The third problem is, I think, related to the first two. As a society, we seem to be good at producing technicians and bad at cultivating and nurturing people with vision. There are conspicuous and outstanding exceptions to this generalization (people like my TAI colleague Frank Fukuyama or in a different way my old CFR boss Les Gelb), but on the whole both our think tank technicians and our academic theoreticians are weakest when it comes to what George H. W. Bush famously called ‘the vision thing’. This has a lot to do with the way our emphasis on technical and specialist education produces policy people with surprisingly little understanding of either history or the great cultural forces like religion that shape the way people encounter and respond to the world.
One result is that many Americans come out of the higher educational system with a combination of detailed knowledge about a specific subject area and quite naive and simplistic ideological views. Simplistic ideas about ‘nation building’, the relationship of development and democracy, the nature of democracy and both the nature and direction of the historical process itself are widespread among American policymakers and even more prevalent among the bureaucrats and experts who staff large government institutions. Quite responsible people sometimes have shockingly crude ideas about the relationship of power to ideals in history, the nature of a liberal international order, and the relationship of culture and history to contemporary politics not only in the United States but around the world.
Like the urban planners of past generations who devastated whole cities by building vast projects that ignored the human factor, many of the people who think about policy in this country are in the grip of great theoretical abstractions and are poorly prepared to manage the inevitable problems when the grand concept meets the friction and resistance of history and human reality. The ambitious globalism of the Clinton administration, the Bush administration’s dash for democracy and the Obama administration’s liberal internationalism are very different approaches intellectually speaking, but they share a common abstraction from the real world. These ideological abstractions miss the details and the fine points like the way a South Park cartoon sketch misses the detailed verisimilitude of a Vermeer.
The individuals who try to apply these caricatured ideals to history aren’t stupid; they are often extremely intelligent.
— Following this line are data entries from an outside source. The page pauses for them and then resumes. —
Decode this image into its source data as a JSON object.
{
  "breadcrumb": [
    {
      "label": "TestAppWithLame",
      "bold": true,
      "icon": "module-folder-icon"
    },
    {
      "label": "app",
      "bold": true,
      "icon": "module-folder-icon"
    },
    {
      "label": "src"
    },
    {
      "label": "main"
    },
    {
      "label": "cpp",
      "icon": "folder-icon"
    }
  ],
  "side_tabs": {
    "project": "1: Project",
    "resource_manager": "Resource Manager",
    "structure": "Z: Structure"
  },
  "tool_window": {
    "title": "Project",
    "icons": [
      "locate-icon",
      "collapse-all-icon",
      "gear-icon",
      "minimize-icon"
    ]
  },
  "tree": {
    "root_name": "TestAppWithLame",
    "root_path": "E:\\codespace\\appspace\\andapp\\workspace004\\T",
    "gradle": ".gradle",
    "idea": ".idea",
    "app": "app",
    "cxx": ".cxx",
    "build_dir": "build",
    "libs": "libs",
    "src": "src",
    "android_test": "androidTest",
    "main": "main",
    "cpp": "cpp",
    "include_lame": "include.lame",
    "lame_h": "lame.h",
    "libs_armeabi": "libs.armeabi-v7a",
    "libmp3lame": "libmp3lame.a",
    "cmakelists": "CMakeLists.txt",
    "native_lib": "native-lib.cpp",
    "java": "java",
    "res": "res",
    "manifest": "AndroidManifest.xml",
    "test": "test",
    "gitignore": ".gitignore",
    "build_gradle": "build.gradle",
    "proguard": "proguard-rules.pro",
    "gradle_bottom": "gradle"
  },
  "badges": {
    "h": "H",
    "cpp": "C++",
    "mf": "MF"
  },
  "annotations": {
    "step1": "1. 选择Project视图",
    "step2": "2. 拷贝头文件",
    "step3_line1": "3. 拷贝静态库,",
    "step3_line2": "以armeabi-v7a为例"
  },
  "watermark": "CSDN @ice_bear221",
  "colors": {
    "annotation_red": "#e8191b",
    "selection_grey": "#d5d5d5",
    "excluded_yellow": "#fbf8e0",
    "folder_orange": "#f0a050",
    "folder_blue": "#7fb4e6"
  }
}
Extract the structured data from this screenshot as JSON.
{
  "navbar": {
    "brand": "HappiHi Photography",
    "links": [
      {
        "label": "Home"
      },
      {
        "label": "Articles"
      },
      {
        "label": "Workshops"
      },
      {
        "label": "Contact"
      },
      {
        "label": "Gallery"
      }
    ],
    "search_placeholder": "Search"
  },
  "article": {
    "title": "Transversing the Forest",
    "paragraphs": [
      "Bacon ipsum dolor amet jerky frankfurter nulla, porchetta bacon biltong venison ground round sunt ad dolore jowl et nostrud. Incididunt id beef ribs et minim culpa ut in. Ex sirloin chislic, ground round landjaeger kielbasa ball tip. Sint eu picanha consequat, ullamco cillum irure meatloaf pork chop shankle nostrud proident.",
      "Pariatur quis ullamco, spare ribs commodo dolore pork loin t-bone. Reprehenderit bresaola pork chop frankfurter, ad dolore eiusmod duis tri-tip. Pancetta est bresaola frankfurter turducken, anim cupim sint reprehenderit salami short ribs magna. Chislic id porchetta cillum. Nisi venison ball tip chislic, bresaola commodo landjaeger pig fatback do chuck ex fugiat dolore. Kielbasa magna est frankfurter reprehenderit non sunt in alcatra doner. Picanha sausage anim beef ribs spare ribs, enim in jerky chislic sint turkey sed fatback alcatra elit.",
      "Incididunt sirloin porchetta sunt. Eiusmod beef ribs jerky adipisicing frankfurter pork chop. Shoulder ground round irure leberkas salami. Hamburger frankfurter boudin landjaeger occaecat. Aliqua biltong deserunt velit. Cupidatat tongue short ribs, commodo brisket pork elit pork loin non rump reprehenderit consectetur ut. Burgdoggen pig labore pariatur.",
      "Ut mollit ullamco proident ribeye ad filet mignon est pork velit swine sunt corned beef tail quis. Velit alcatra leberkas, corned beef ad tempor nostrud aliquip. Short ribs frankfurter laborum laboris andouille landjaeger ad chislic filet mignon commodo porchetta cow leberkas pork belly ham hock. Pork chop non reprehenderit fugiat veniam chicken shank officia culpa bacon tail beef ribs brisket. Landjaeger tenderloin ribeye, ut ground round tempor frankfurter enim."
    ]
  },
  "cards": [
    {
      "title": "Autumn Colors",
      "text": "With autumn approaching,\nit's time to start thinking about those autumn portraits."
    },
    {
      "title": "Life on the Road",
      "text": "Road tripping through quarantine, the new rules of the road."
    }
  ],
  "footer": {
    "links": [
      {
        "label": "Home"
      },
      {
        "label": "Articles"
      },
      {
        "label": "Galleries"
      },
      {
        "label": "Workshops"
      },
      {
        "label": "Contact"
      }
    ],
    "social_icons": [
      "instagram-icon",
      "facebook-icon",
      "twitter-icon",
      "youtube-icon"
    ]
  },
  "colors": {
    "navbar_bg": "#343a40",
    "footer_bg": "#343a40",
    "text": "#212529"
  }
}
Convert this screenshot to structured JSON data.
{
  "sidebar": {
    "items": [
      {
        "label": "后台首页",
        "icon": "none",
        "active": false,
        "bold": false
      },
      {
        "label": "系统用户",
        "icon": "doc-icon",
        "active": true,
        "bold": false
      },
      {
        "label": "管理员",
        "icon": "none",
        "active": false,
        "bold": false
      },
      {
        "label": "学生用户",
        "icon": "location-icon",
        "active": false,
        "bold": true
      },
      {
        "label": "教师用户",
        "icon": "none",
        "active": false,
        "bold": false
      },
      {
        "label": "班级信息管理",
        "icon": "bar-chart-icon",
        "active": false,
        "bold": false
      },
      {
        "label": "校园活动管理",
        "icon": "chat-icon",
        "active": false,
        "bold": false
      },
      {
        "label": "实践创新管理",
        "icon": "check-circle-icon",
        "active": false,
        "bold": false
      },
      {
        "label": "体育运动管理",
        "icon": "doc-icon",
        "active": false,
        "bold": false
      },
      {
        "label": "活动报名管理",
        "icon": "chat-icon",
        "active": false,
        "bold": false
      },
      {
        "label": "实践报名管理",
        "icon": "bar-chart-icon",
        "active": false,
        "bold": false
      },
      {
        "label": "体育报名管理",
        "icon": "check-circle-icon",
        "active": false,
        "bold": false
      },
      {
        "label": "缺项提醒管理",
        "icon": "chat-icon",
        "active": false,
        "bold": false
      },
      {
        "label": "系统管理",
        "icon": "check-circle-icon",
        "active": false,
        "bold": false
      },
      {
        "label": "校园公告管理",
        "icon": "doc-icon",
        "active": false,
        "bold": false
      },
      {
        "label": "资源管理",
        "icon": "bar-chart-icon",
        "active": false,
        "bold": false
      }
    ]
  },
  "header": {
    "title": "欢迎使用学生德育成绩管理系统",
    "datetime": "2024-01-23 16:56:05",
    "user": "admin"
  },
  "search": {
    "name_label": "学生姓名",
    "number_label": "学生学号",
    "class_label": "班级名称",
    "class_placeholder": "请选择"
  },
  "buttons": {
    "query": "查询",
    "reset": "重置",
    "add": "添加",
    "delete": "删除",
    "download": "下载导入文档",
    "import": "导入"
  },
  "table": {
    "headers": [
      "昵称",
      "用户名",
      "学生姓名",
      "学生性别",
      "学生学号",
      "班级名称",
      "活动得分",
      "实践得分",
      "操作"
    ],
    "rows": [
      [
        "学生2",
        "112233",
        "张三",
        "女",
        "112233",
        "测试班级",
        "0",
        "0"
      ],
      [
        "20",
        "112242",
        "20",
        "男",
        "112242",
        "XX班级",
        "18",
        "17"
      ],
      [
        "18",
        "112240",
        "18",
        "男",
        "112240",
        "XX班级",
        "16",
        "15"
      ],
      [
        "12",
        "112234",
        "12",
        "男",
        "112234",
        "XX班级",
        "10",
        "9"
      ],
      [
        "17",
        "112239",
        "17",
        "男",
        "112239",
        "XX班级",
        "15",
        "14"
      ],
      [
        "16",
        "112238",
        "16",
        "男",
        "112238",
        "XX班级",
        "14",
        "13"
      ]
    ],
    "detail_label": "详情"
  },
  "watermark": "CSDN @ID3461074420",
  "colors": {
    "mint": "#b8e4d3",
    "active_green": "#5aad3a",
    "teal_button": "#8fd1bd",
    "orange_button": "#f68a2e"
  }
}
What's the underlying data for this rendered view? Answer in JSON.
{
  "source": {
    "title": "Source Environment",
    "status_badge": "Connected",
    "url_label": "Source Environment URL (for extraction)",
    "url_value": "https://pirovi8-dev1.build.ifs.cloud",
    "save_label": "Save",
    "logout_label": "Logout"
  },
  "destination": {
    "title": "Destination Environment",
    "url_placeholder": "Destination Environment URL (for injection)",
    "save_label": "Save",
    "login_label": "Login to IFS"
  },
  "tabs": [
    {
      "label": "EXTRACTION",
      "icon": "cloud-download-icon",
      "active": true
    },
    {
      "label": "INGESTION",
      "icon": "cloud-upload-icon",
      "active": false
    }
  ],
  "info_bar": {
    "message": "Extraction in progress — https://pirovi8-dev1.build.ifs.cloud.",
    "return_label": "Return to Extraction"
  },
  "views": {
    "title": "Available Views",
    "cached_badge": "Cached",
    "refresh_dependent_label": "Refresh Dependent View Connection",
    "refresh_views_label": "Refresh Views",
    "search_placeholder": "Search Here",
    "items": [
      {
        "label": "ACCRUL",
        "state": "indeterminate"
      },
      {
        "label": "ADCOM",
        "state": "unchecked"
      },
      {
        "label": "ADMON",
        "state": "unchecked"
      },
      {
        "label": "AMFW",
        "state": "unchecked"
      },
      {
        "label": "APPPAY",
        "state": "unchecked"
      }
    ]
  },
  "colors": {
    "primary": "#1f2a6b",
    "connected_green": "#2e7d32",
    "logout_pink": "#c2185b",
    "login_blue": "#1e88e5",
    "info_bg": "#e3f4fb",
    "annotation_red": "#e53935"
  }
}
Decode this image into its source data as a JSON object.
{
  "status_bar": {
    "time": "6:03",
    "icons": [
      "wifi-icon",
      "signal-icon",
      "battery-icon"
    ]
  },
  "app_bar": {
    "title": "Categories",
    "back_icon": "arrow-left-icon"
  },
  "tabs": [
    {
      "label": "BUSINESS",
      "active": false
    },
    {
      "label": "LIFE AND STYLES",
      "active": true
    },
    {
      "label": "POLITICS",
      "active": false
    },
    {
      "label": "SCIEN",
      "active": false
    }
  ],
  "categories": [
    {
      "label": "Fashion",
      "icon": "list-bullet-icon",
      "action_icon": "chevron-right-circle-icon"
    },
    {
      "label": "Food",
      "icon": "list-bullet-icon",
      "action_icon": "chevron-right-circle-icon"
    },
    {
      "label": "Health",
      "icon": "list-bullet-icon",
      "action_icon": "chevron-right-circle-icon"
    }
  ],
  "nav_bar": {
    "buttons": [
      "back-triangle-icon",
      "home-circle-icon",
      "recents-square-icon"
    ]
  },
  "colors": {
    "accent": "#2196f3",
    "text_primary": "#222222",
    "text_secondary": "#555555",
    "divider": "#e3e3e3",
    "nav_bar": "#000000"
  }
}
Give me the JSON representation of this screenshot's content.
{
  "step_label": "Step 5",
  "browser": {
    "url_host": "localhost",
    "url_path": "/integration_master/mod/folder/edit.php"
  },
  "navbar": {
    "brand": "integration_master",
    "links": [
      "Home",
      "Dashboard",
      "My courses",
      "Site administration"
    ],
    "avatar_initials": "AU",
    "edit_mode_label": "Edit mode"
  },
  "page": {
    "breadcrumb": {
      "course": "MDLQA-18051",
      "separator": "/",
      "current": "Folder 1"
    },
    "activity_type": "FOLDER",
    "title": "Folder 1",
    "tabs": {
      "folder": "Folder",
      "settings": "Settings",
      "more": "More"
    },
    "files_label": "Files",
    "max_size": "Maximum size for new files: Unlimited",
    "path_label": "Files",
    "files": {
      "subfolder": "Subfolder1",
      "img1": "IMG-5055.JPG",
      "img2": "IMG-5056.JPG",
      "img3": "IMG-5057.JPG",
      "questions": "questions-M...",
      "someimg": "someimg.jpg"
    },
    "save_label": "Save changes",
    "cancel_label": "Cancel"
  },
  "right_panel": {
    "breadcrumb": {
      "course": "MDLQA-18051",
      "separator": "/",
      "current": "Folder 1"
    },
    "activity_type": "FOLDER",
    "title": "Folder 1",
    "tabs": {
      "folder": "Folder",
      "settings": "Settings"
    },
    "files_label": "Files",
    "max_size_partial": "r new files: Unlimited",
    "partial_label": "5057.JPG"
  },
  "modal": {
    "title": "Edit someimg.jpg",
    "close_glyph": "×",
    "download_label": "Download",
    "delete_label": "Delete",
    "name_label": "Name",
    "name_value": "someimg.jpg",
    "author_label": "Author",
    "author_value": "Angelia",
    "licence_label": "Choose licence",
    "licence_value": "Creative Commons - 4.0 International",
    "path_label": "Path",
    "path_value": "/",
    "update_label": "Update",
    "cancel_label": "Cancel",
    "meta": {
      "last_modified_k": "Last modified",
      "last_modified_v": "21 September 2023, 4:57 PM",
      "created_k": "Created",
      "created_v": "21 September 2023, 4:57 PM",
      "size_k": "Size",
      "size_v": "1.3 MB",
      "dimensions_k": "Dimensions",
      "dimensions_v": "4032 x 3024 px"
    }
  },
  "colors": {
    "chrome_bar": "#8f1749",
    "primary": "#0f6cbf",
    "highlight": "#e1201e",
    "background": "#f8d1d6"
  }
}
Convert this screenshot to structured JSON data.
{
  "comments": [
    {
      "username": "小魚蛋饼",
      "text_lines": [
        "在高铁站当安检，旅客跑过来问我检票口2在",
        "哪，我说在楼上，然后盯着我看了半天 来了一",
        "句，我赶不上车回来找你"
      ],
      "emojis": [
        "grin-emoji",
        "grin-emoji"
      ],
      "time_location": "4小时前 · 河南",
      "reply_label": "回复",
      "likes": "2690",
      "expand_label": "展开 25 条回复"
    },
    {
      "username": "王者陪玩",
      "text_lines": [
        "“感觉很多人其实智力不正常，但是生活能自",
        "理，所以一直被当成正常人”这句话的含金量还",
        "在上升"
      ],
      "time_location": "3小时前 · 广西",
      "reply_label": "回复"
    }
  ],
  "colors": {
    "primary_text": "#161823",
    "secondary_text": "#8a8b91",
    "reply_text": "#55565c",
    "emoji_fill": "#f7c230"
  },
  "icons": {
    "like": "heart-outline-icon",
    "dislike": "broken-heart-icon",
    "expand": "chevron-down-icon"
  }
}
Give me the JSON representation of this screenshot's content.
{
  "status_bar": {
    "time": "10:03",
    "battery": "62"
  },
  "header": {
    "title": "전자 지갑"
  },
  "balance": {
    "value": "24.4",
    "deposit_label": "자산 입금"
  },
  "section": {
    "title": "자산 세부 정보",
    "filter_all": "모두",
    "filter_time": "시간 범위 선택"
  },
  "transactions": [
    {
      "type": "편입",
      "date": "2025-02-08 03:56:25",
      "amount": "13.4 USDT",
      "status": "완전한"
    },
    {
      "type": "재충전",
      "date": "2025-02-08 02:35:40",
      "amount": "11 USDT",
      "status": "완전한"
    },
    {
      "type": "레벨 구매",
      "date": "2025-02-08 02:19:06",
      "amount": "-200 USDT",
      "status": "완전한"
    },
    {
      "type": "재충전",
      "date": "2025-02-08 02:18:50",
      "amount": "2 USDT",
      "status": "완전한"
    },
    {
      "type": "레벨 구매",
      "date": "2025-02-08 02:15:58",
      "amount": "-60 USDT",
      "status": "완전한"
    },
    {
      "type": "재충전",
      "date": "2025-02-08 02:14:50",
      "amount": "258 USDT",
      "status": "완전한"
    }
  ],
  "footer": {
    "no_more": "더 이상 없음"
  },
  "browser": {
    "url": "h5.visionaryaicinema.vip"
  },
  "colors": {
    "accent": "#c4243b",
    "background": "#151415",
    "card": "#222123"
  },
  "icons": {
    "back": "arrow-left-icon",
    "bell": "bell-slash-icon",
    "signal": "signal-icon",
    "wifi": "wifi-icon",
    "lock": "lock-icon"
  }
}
But the educational system that created them and the intellectual life and discourse that has surrounded them have failed to prepare them for their tasks. We are failing to provide what in an earlier post I called the που στω, or ‘standing place’ (as in “Give me a lever and a place on which I can stand, and I will move the world”): a vision of culture and history that enables someone to see far, reflect broadly, think deeply and communicate clearly about the major issues of the day.
We are also failing to provide that standing place in another sense: a way for people called to make a living as they develop the vision and skills that can ultimately enable them to emerge as great thinkers or leaders. The universities and the think tanks increasingly reward specialists rather than holistic thinkers; the media environment rewards predictable controversialists — provocateurs of the right and left. This will be ruinous if it continues.
History, culture, religion: we have produced a caste of policymakers and intellectuals who for the most part are color blind or nearly so when it comes to these topics. There are many exceptions of course, including many of my old Council colleagues, but taken as a group, we have a policy elite that too frequently can neither understand nor plan for nor communicate effectively with the broader public in this country and abroad.
If democracy is going to flourish in this turbulent new century, we need to equip, prepare and support a new kind of socially engaged intellectual (or an old kind of intellectual made new). I hope that my work at Bard and at The American Interest Online is going to contribute in some small way to addressing this problem. The health and strength of American society is essential, not only for our own continued freedom and prosperity, but to ensure that we can make our necessary contribution to the peace, development and well being of the world.
It’s easy to complain; hard to do. At Bard and The American Interest Online I’m going to try to do something useful about these problems. You, the readers of The American Interest Online, have ringside seats to watch the show. Judging from the comments I’ve received to date, you won’t be shy about sharing your opinions about how well, or how poorly, I succeed.